A questão parece desafiadora e complexa, já que a principal receita dos jornais impressos provém da publicidade, muito superiores à receita conseguida por sua venda avulsa, incluindo as bancas tradicionais e as assinaturas.
A publicidade está presente, porém em escala muito menor nas edições digitais do que nas edições impressas. É natural porque as edições impressas são lidas em média por cerca de 2,5 pessoas cada uma, enquanto os acessos digitais são unitários. A ANJ, no comunicado através de O Globo acentua que, no mundo todo os jornais impressos reúnem um universo de 2,5 bilhões de leitores por dia. O que dá uma média aproximada de 700 milhões de exemplares. Mas esta é outra questão.
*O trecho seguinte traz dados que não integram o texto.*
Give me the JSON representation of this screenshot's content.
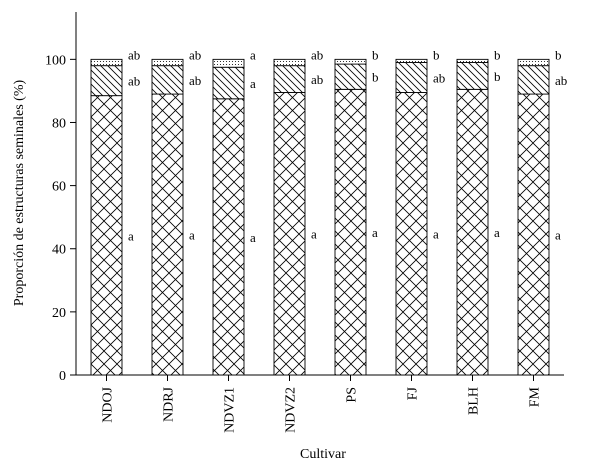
{
  "chart_data": {
    "type": "bar",
    "stacked": true,
    "xlabel": "Cultivar",
    "ylabel": "Proporción de estructuras seminales (%)",
    "ylim": [
      0,
      115
    ],
    "yticks": [
      "0",
      "20",
      "40",
      "60",
      "80",
      "100"
    ],
    "grid": false,
    "categories": [
      "NDOJ",
      "NDRJ",
      "NDVZ1",
      "NDVZ2",
      "PS",
      "FJ",
      "BLH",
      "FM"
    ],
    "series": [
      {
        "pattern": "crosshatch",
        "values": [
          88.5,
          89,
          87.5,
          89.5,
          90.5,
          89.5,
          90.5,
          89
        ],
        "letters": [
          "a",
          "a",
          "a",
          "a",
          "a",
          "a",
          "a",
          "a"
        ]
      },
      {
        "pattern": "diagonal",
        "values": [
          9.5,
          9,
          10,
          8.5,
          8,
          9.5,
          8.5,
          9
        ],
        "letters": [
          "ab",
          "ab",
          "a",
          "ab",
          "b",
          "ab",
          "b",
          "ab"
        ]
      },
      {
        "pattern": "dotted",
        "values": [
          2,
          2,
          2.5,
          2,
          1.5,
          1,
          1,
          2
        ],
        "letters": [
          "ab",
          "ab",
          "a",
          "ab",
          "b",
          "b",
          "b",
          "b"
        ]
      }
    ]
  }
}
A questão da credibilidade e da autenticidade da informação e da análise encontra-se muito mais nas edições impressas e digitais quando da responsabilidade das empresas jornalísticas. Mais do que nas redes sociais em geral, por um motivo muito simples: nos jornais e nas emissoras de televisão funcionam editores selecionando as matérias a serem produzidas. Não é o caso das redes sociais, nas quais cada um é editor de si mesmo. Por este motivo é que informações divulgadas através de redes sociais levam a todos nós a buscar a plena confirmação nas matérias dos jornais digitais e nas edições impressas no dia seguinte. Nas edições digitais podem ou não serem confirmadas no mesmo dia. Faço a ressalva para atribuir o devido valor a essa forma moderna e feliz de comunicação.
Voltando ao tema título, entretanto, retornando assim à colocação de Bucci, devemos todos nós, jornalistas ou não, considerar a diferença entre o jornalismo e a publicidade. O jornalismo parte sempre de um teorema, algo que precisa ser comprovado na prática, completamente diverso da publicidade comercial, que tem origem num axioma, na matemática algo para o qual não há necessidade de confirmação.
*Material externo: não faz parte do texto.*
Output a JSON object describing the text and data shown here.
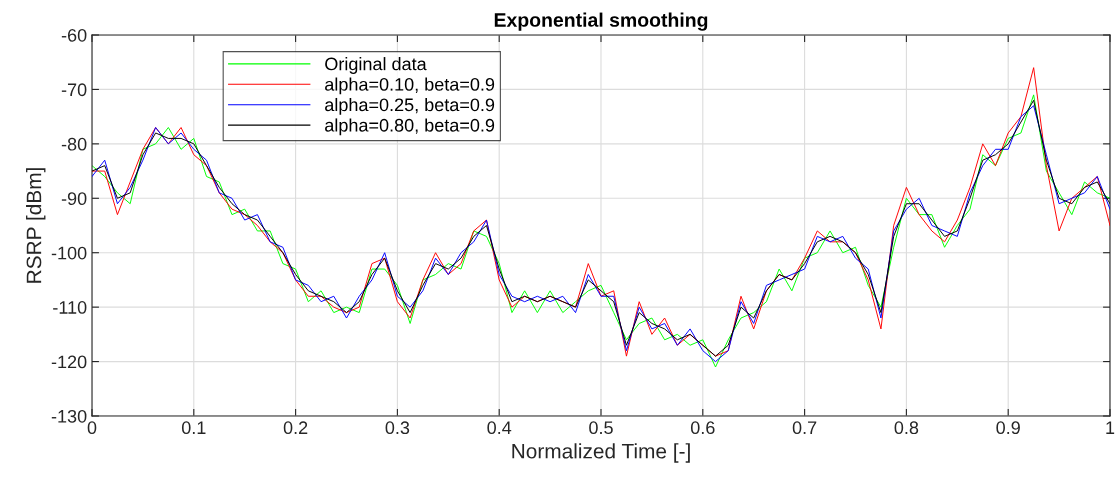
{
  "chart_data": {
    "type": "line",
    "title": "Exponential smoothing",
    "xlabel": "Normalized Time [-]",
    "ylabel": "RSRP [dBm]",
    "x": [
      0,
      0.0125,
      0.025,
      0.0375,
      0.05,
      0.0625,
      0.075,
      0.0875,
      0.1,
      0.1125,
      0.125,
      0.1375,
      0.15,
      0.1625,
      0.175,
      0.1875,
      0.2,
      0.2125,
      0.225,
      0.2375,
      0.25,
      0.2625,
      0.275,
      0.2875,
      0.3,
      0.3125,
      0.325,
      0.3375,
      0.35,
      0.3625,
      0.375,
      0.3875,
      0.4,
      0.4125,
      0.425,
      0.4375,
      0.45,
      0.4625,
      0.475,
      0.4875,
      0.5,
      0.5125,
      0.525,
      0.5375,
      0.55,
      0.5625,
      0.575,
      0.5875,
      0.6,
      0.6125,
      0.625,
      0.6375,
      0.65,
      0.6625,
      0.675,
      0.6875,
      0.7,
      0.7125,
      0.725,
      0.7375,
      0.75,
      0.7625,
      0.775,
      0.7875,
      0.8,
      0.8125,
      0.825,
      0.8375,
      0.85,
      0.8625,
      0.875,
      0.8875,
      0.9,
      0.9125,
      0.925,
      0.9375,
      0.95,
      0.9625,
      0.975,
      0.9875,
      1
    ],
    "series": [
      {
        "name": "Original data",
        "color": "#00ff00",
        "values": [
          -84,
          -86,
          -89,
          -91,
          -81,
          -80,
          -77,
          -81,
          -79,
          -86,
          -87,
          -93,
          -92,
          -96,
          -96,
          -102,
          -103,
          -109,
          -107,
          -111,
          -110,
          -111,
          -103,
          -103,
          -106,
          -113,
          -105,
          -104,
          -102,
          -103,
          -96,
          -97,
          -102,
          -111,
          -107,
          -111,
          -107,
          -111,
          -109,
          -107,
          -106,
          -111,
          -116,
          -113,
          -112,
          -116,
          -115,
          -117,
          -116,
          -121,
          -116,
          -112,
          -111,
          -109,
          -103,
          -107,
          -101,
          -100,
          -96,
          -100,
          -99,
          -106,
          -110,
          -99,
          -90,
          -93,
          -93,
          -99,
          -95,
          -92,
          -82,
          -84,
          -79,
          -78,
          -71,
          -85,
          -89,
          -93,
          -87,
          -89,
          -90
        ]
      },
      {
        "name": "alpha=0.10, beta=0.9",
        "color": "#ff0000",
        "values": [
          -85,
          -85,
          -93,
          -87,
          -81,
          -77,
          -80,
          -77,
          -82,
          -84,
          -89,
          -92,
          -93,
          -95,
          -98,
          -100,
          -105,
          -108,
          -108,
          -110,
          -111,
          -110,
          -102,
          -101,
          -109,
          -112,
          -105,
          -100,
          -104,
          -102,
          -96,
          -94,
          -105,
          -110,
          -108,
          -109,
          -108,
          -109,
          -110,
          -102,
          -108,
          -107,
          -119,
          -109,
          -115,
          -112,
          -117,
          -115,
          -117,
          -119,
          -118,
          -108,
          -114,
          -107,
          -104,
          -105,
          -101,
          -96,
          -98,
          -98,
          -100,
          -105,
          -114,
          -95,
          -88,
          -93,
          -96,
          -98,
          -94,
          -88,
          -80,
          -84,
          -78,
          -75,
          -66,
          -84,
          -96,
          -90,
          -88,
          -86,
          -95
        ]
      },
      {
        "name": "alpha=0.25, beta=0.9",
        "color": "#0000ff",
        "values": [
          -86,
          -83,
          -91,
          -88,
          -83,
          -77,
          -80,
          -78,
          -81,
          -83,
          -89,
          -90,
          -94,
          -93,
          -98,
          -99,
          -105,
          -106,
          -109,
          -108,
          -112,
          -108,
          -105,
          -100,
          -108,
          -110,
          -107,
          -101,
          -104,
          -100,
          -98,
          -94,
          -104,
          -108,
          -109,
          -108,
          -109,
          -108,
          -111,
          -104,
          -108,
          -108,
          -118,
          -110,
          -114,
          -113,
          -117,
          -114,
          -118,
          -120,
          -118,
          -109,
          -113,
          -106,
          -105,
          -104,
          -103,
          -97,
          -98,
          -97,
          -101,
          -103,
          -112,
          -96,
          -92,
          -90,
          -95,
          -96,
          -97,
          -89,
          -84,
          -81,
          -81,
          -75,
          -73,
          -82,
          -91,
          -90,
          -89,
          -86,
          -92
        ]
      },
      {
        "name": "alpha=0.80, beta=0.9",
        "color": "#000000",
        "values": [
          -85,
          -84,
          -90,
          -89,
          -82,
          -78,
          -79,
          -79,
          -80,
          -84,
          -88,
          -91,
          -93,
          -94,
          -97,
          -100,
          -104,
          -107,
          -108,
          -109,
          -111,
          -109,
          -104,
          -101,
          -107,
          -111,
          -106,
          -102,
          -103,
          -101,
          -97,
          -95,
          -103,
          -109,
          -108,
          -109,
          -108,
          -109,
          -110,
          -105,
          -107,
          -109,
          -117,
          -111,
          -113,
          -114,
          -116,
          -115,
          -117,
          -119,
          -117,
          -110,
          -112,
          -107,
          -104,
          -105,
          -102,
          -98,
          -97,
          -98,
          -100,
          -104,
          -111,
          -97,
          -91,
          -91,
          -94,
          -97,
          -96,
          -90,
          -83,
          -82,
          -80,
          -76,
          -72,
          -83,
          -90,
          -91,
          -88,
          -87,
          -91
        ]
      }
    ],
    "xlim": [
      0,
      1
    ],
    "xticks": [
      0,
      0.1,
      0.2,
      0.3,
      0.4,
      0.5,
      0.6,
      0.7,
      0.8,
      0.9,
      1
    ],
    "ylim": [
      -130,
      -60
    ],
    "yticks": [
      -130,
      -120,
      -110,
      -100,
      -90,
      -80,
      -70,
      -60
    ],
    "grid": true,
    "legend": "top left",
    "line_style": "solid",
    "marker": "none"
  }
}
Como então convivem duas rotas paralelas que, por definição nunca se encontram? A resposta é simples. O jornalismo alimenta a publicidade, torna-se seu veículo insubstituível, enquanto a publicidade adquire os espaços para veicular seus propósitos, ofertas e mensagens. A liberdade de imprensa, como assinalou muito bem Eugênio Bucci, não depende da publicidade. Em muitos casos os choques são evidentes.
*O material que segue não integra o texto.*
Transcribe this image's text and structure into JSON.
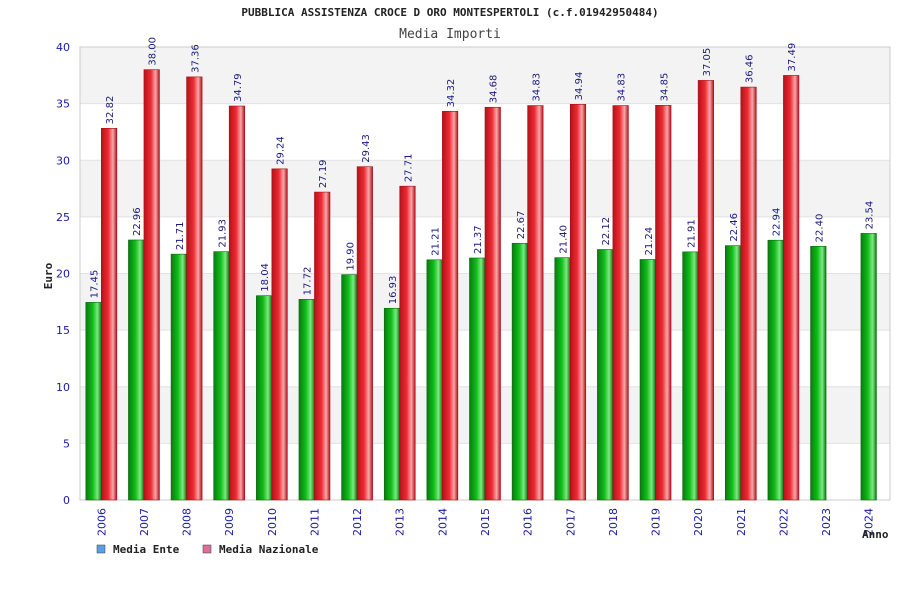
{
  "chart_data": {
    "type": "bar",
    "title": "PUBBLICA ASSISTENZA CROCE D ORO MONTESPERTOLI (c.f.01942950484)",
    "subtitle": "Media Importi",
    "xlabel": "Anno",
    "ylabel": "Euro",
    "ylim": [
      0,
      40
    ],
    "yticks": [
      0,
      5,
      10,
      15,
      20,
      25,
      30,
      35,
      40
    ],
    "grid": true,
    "legend_position": "bottom-left",
    "categories": [
      "2006",
      "2007",
      "2008",
      "2009",
      "2010",
      "2011",
      "2012",
      "2013",
      "2014",
      "2015",
      "2016",
      "2017",
      "2018",
      "2019",
      "2020",
      "2021",
      "2022",
      "2023",
      "2024"
    ],
    "series": [
      {
        "name": "Media Ente",
        "values": [
          17.45,
          22.96,
          21.71,
          21.93,
          18.04,
          17.72,
          19.9,
          16.93,
          21.21,
          21.37,
          22.67,
          21.4,
          22.12,
          21.24,
          21.91,
          22.46,
          22.94,
          22.4,
          23.54
        ],
        "labels": [
          "17.45",
          "22.96",
          "21.71",
          "21.93",
          "18.04",
          "17.72",
          "19.90",
          "16.93",
          "21.21",
          "21.37",
          "22.67",
          "21.40",
          "22.12",
          "21.24",
          "21.91",
          "22.46",
          "22.94",
          "22.40",
          "23.54"
        ],
        "bar_color": "#0fbf1a",
        "legend_color": "#5c9ee6"
      },
      {
        "name": "Media Nazionale",
        "values": [
          32.82,
          38.0,
          37.36,
          34.79,
          29.24,
          27.19,
          29.43,
          27.71,
          34.32,
          34.68,
          34.83,
          34.94,
          34.83,
          34.85,
          37.05,
          36.46,
          37.49,
          null,
          null
        ],
        "labels": [
          "32.82",
          "38.00",
          "37.36",
          "34.79",
          "29.24",
          "27.19",
          "29.43",
          "27.71",
          "34.32",
          "34.68",
          "34.83",
          "34.94",
          "34.83",
          "34.85",
          "37.05",
          "36.46",
          "37.49",
          "",
          ""
        ],
        "bar_color": "#ee2b33",
        "legend_color": "#d8709b"
      }
    ]
  }
}
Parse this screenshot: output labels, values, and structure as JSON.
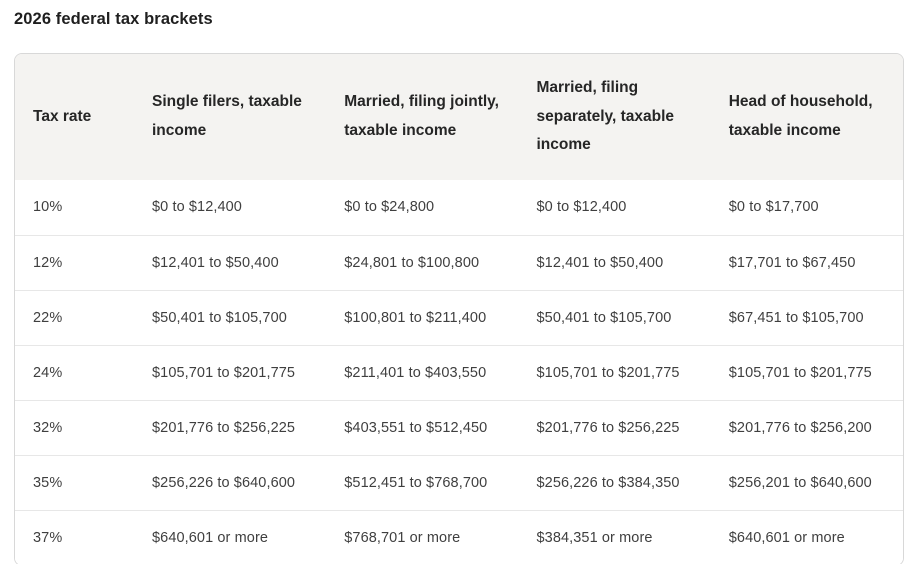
{
  "page": {
    "title": "2026 federal tax brackets"
  },
  "table": {
    "columns": [
      {
        "id": "tax-rate",
        "label": "Tax rate"
      },
      {
        "id": "single-filers",
        "label": "Single filers, taxable income"
      },
      {
        "id": "married-jointly",
        "label": "Married, filing jointly, taxable income"
      },
      {
        "id": "married-separately",
        "label": "Married, filing separately, taxable income"
      },
      {
        "id": "head-of-household",
        "label": "Head of household, taxable income"
      }
    ],
    "rows": [
      [
        "10%",
        "$0 to $12,400",
        "$0 to $24,800",
        "$0 to $12,400",
        "$0 to $17,700"
      ],
      [
        "12%",
        "$12,401 to $50,400",
        "$24,801 to $100,800",
        "$12,401 to $50,400",
        "$17,701 to $67,450"
      ],
      [
        "22%",
        "$50,401 to $105,700",
        "$100,801 to $211,400",
        "$50,401 to $105,700",
        "$67,451 to $105,700"
      ],
      [
        "24%",
        "$105,701 to $201,775",
        "$211,401 to $403,550",
        "$105,701 to $201,775",
        "$105,701 to $201,775"
      ],
      [
        "32%",
        "$201,776 to $256,225",
        "$403,551 to $512,450",
        "$201,776 to $256,225",
        "$201,776 to $256,200"
      ],
      [
        "35%",
        "$256,226 to $640,600",
        "$512,451 to $768,700",
        "$256,226 to $384,350",
        "$256,201 to $640,600"
      ],
      [
        "37%",
        "$640,601 or more",
        "$768,701 or more",
        "$384,351 or more",
        "$640,601 or more"
      ]
    ]
  },
  "colors": {
    "header_bg": "#f4f3f1",
    "table_border": "#d8d8d8",
    "row_divider": "#e7e7e7",
    "title_text": "#1f1f1f",
    "header_text": "#262626",
    "cell_text": "#3f3f3f",
    "page_bg": "#ffffff"
  }
}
Por exemplo, veja-se o caso específico da Odebrecht, uma das maiores anunciantes do país. Mas nem por isso jornais como O Globo, a Folha de São Paulo, O Estado de São Paulo e o Valor deixaram de noticiar com grande destaque as acusações da operação Lava-jato que pesam contra a empresa e pessoalmente contra seu presidente, Marcelo Odebrecht, herdeiro de uma grande potência empresarial. Pelo contrário.
Basta ler os jornais de 3 de setembro sendo que o Estado de São Paulo publicou editorial afirmando que no seu depoimento a CPI da Petrobrás verificou-se uma vassalagem por parte de alguns deputados em relação a ele. Tal vassalagem, acrescentou o jornal, só pode ter uma razão: a dependência expressa daqueles parlamentares a financiamentos recebidos da empresa em campanhas eleitorais ou fora delas. Outra prova de desvinculação total entre a publicidade e o jornalismo também pode ser encontrada nas edições de quinta-feira que focalizaram a débâcle da Unimed em São Paulo.
A Unimed é outra grande anunciante e nem por isso foi refrescada pelos fatos que a levaram a ter que transferir 774 mil clientes inscritos em seu seguro saúde para outras empresas que desejarem assumir as responsabilidades que lhe pertenciam e que não teve condições de cumprir. Uma reportagem de Paula Felix, na mesma edição de O Estado de São Paulo, destacou o problema da empresa e das dificuldades que os clientes encontrarão para se transferirem a novos planos como foi determinado pela Agência Nacional de Saúde Suplementar.
Poderíamos citar uma série infindável de outros exemplo. Porém esses dois são suficientes. Uma coisa é a publicidade comercial, outra é o jornalismo profissional. Os leitores e administradores públicos e privados não se devem deixar iludir quando alguém lhes apontar uma conveniente convergência que, na prática, não existe. Fica aqui esta informação que julgo importante e fundamental.